Dr. Sears points out that the incidence of SIDS is dramatically higher in a crib versus a parent’s bed. Although there are cases of accidental smothering and entrapment, such situations are very rare. The September/October 2002 issue of Mothering Magazine presents research done throughout the whole world on the issue of safe sleep. They conclude that not only is sleeping with your baby safe, but it is actually much safer than having your baby sleep in a crib. Infants who sleep in a crib are twice as likely to suffer a sleep related fatality (including SIDS) than infants who sleep in bed with their parents.

Instead of warning parents not to sleep with their babies, Dr. Sears advocates teaching parents how to sleep safely in bed with their babies. Much of this is common sense, but here are the guidelines he suggests:

  • It is unlikely for baby to fall out of bed while sleeping next to mother. Dr. Sears compares it to a heat-seeking missiles; babies automatically gravitate toward a warm body. But to be on the safe side, place baby between mother and a guardrail or push the mattress flush against the wall and position baby between mother and the wall. Be sure there are no crevices that baby could sink into.
  • Place baby adjacent to mother, rather than between mother and father. Many mothers feel they are so physically and mentally aware of their baby’s presence even while sleeping, that it’s extremely unlikely they would roll over onto their baby. Some fathers, on the other hand, may not enjoy the same sensitivity of baby’s presence while asleep; so it is possible they might roll over on or throw out an arm onto baby. After a few months of sleep-sharing, most dads seem to develop a keen awareness of their baby’s presence.
  • Place baby to sleep on his back.
  • Use a large bed, preferably a queen-size or king-size. A king-size bed may wind up being your most useful piece of “baby furniture.” If you only have a cozy double bed, use the money that you would ordinarily spend on a fancy crib and other less necessary baby furniture and treat yourselves to a safe and comfortable king-size bed.
  • Some parents and babies sleep better if baby is still in touching and hearing distance, but not in the same bed. For them a bedside bassinet or co-sleeper is a good option. This arrangement gives parents and baby their own separate sleeping spaces yet, keeps baby within arm’s reach for easy nighttime care. Dr. Sears suggests the Arm’s Reach® Co-Sleeper® Bassinet (www.armsreach.com).

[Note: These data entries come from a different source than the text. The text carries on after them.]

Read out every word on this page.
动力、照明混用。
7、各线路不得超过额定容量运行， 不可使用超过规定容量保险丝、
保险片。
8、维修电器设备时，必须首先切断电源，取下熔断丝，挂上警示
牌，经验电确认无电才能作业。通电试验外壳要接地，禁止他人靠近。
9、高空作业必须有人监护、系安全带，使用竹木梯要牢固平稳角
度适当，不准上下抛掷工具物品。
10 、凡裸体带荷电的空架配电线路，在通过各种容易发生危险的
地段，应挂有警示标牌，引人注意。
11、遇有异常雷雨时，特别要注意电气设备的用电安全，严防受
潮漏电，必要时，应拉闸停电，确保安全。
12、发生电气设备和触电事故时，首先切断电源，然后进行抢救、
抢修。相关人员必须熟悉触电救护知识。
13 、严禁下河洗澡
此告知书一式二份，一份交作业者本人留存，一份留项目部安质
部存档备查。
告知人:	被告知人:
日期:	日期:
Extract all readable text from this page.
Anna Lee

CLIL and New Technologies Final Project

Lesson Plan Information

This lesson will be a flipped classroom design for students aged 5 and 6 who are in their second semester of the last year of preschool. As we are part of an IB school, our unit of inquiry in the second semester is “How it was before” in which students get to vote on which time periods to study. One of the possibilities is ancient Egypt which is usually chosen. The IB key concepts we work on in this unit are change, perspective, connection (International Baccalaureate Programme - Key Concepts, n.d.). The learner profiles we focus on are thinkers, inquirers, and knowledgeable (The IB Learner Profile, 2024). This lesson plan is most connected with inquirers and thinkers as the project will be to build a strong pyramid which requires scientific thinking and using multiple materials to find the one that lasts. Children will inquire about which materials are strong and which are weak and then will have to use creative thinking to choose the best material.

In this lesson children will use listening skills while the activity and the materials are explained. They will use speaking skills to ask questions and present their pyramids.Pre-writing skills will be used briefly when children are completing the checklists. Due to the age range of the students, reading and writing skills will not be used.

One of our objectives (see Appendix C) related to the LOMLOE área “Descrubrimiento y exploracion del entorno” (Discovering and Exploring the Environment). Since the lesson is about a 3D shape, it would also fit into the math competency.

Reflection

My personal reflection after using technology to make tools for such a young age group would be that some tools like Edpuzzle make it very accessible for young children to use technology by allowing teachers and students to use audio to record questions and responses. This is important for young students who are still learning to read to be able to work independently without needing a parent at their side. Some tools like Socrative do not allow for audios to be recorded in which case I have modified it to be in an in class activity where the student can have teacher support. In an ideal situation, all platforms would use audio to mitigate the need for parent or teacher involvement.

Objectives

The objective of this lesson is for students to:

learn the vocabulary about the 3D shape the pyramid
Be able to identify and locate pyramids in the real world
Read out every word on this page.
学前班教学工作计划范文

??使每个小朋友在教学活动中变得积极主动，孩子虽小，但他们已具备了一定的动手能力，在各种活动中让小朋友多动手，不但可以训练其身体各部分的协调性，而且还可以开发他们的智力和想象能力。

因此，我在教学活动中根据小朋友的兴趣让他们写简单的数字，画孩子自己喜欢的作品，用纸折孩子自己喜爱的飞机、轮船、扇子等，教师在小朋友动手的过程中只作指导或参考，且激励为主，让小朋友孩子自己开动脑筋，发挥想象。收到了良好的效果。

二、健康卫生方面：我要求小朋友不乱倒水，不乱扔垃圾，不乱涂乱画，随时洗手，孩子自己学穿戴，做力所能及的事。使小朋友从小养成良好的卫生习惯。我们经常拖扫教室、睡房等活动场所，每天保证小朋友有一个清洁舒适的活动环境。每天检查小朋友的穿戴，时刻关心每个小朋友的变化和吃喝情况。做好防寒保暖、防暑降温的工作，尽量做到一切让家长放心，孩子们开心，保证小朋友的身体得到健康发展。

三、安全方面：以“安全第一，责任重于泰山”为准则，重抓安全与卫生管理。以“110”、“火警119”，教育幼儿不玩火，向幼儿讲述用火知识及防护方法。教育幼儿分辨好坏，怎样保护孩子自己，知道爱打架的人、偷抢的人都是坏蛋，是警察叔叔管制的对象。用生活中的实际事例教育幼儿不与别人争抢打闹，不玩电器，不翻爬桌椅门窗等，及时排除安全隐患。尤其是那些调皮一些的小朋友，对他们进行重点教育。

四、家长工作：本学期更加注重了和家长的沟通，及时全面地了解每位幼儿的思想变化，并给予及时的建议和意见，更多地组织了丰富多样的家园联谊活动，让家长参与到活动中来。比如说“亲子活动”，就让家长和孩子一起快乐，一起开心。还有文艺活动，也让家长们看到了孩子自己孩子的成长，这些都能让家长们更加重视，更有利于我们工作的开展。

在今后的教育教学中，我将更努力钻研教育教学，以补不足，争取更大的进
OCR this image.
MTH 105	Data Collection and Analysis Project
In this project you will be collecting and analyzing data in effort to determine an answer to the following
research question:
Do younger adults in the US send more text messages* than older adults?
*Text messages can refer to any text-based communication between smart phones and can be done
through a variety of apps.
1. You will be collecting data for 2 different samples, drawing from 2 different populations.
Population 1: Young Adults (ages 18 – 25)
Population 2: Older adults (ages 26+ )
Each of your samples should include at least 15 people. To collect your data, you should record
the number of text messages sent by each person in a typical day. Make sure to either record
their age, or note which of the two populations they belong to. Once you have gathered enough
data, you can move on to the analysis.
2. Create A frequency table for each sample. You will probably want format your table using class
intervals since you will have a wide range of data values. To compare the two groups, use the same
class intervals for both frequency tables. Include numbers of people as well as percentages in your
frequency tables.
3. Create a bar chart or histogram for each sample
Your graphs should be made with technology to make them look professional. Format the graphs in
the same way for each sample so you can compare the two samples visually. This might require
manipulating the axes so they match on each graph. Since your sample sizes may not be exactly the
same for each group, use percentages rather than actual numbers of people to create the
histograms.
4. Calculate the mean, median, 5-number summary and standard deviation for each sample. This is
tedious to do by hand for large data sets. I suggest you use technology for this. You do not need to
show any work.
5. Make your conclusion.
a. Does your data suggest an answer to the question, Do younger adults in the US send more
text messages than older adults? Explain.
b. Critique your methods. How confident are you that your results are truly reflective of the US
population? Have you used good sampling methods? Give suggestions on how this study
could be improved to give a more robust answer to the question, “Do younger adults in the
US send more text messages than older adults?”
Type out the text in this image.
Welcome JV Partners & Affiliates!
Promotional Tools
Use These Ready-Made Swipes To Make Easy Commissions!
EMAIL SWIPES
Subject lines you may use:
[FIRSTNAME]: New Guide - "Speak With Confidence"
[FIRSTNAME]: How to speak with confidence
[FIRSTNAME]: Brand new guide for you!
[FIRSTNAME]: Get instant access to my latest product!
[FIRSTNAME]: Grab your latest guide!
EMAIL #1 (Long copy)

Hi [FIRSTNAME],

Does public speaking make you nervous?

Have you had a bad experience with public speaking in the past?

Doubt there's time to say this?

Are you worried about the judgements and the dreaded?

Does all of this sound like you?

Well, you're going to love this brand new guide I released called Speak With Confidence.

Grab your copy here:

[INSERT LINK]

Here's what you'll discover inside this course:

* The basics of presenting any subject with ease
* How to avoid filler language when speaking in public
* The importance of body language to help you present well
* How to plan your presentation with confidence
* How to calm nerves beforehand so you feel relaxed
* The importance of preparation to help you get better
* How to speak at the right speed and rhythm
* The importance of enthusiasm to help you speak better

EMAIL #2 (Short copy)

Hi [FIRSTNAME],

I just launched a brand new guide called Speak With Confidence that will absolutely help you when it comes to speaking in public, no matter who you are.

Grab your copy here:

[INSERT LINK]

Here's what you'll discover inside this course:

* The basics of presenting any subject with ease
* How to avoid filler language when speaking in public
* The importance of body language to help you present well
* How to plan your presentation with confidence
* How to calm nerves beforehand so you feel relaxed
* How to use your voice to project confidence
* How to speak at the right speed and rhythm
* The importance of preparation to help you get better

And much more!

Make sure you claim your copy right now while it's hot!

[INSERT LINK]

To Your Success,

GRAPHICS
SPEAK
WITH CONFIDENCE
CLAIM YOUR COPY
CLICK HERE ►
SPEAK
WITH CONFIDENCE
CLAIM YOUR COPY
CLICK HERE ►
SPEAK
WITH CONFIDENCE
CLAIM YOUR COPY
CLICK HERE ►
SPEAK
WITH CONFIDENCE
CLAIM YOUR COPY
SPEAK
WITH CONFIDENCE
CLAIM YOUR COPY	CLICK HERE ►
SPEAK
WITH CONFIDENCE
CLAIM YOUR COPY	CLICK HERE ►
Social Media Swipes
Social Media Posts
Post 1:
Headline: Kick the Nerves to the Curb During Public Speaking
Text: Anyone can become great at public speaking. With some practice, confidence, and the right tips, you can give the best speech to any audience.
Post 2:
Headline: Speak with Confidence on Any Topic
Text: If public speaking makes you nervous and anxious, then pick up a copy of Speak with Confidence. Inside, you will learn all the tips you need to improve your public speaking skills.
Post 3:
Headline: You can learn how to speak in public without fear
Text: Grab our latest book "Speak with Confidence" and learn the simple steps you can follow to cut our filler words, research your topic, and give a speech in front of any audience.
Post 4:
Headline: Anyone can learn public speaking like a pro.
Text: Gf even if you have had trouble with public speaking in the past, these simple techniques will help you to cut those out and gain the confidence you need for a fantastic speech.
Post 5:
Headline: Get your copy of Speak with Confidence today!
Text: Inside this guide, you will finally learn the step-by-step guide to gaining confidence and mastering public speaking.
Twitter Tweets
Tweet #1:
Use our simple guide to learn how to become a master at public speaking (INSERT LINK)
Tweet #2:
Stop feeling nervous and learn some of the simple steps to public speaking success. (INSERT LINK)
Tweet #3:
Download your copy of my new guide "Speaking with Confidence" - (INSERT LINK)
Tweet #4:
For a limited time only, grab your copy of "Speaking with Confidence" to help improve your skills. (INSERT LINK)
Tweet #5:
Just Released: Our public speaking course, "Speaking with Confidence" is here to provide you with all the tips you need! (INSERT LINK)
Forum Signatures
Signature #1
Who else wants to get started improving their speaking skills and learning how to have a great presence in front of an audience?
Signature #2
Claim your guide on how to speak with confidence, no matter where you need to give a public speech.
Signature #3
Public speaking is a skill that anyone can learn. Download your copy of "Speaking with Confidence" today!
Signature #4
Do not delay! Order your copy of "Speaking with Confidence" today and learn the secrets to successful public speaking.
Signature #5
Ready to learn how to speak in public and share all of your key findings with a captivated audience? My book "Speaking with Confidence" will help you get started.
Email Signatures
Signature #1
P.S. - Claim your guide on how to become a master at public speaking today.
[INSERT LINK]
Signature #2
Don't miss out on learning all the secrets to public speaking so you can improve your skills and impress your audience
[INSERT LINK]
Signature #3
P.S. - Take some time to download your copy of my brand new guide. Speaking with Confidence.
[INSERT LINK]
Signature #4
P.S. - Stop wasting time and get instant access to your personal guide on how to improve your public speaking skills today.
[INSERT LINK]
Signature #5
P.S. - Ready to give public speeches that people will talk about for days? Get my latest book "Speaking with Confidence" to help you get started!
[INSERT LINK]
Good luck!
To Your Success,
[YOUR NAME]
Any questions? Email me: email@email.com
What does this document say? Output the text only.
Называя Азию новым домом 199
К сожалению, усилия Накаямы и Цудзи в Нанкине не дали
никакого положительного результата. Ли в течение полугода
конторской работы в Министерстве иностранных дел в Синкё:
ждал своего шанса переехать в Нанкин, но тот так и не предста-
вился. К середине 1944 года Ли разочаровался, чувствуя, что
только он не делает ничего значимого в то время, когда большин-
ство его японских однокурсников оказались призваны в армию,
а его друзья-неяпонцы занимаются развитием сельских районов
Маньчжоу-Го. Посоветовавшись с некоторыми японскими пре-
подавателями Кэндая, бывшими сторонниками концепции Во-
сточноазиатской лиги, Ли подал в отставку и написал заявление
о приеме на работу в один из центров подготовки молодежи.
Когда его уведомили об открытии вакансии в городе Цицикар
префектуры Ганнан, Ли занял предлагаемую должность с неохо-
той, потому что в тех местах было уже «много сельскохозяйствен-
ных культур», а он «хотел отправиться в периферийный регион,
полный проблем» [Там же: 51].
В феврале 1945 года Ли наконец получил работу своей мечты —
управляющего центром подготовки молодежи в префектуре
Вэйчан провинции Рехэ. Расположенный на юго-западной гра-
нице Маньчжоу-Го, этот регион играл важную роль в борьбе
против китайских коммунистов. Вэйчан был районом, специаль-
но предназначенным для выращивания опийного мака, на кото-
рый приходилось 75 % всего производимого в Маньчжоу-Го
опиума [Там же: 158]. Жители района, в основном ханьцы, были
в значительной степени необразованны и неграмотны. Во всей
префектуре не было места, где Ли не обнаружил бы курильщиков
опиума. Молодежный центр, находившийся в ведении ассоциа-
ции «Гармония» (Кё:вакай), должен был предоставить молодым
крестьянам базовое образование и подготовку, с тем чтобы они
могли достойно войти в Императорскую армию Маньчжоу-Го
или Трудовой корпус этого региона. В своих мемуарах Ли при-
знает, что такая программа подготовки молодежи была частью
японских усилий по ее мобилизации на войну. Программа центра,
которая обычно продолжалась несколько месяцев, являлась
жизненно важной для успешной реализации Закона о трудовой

  • Do not sleep with your baby if:
    1. You are under the influence of any drug, alcohol, or tranquilizers. If you are drunk or drugged, these chemicals lessen your arousability from sleep.
    2. You are extremely obese. Obesity itself may cause sleep apnea in the mother, in addition to the smothering risk.
    3. You are exhausted from sleep deprivation. This lessens your awareness of your baby and your arousability from sleep.
    4. You are sleeping on a cushiony surface, such as a waterbed or couch.
  • Don’t allow older siblings to sleep with a baby under nine months. Sleeping children do not have the same awareness of tiny babies as do parents, and too small or too crowded a bed space is an unsafe sleeping arrangement for a tiny baby.
  • Don’t overheat or overbundle baby. Be particularly aware of overbundling if baby is sleeping with a parent. Other warm bodies are an added heat source.
  • Don’t wear lingerie with string ties longer than eight inches. Ditto for dangling jewelry. Baby may get caught in these entrapments.
  • Avoid pungent hair sprays, deodorants, and perfumes. Not only will these camouflage the natural maternal smells that baby is used to and attracted to, but foreign odors may irritate and clog baby’s tiny nasal passages.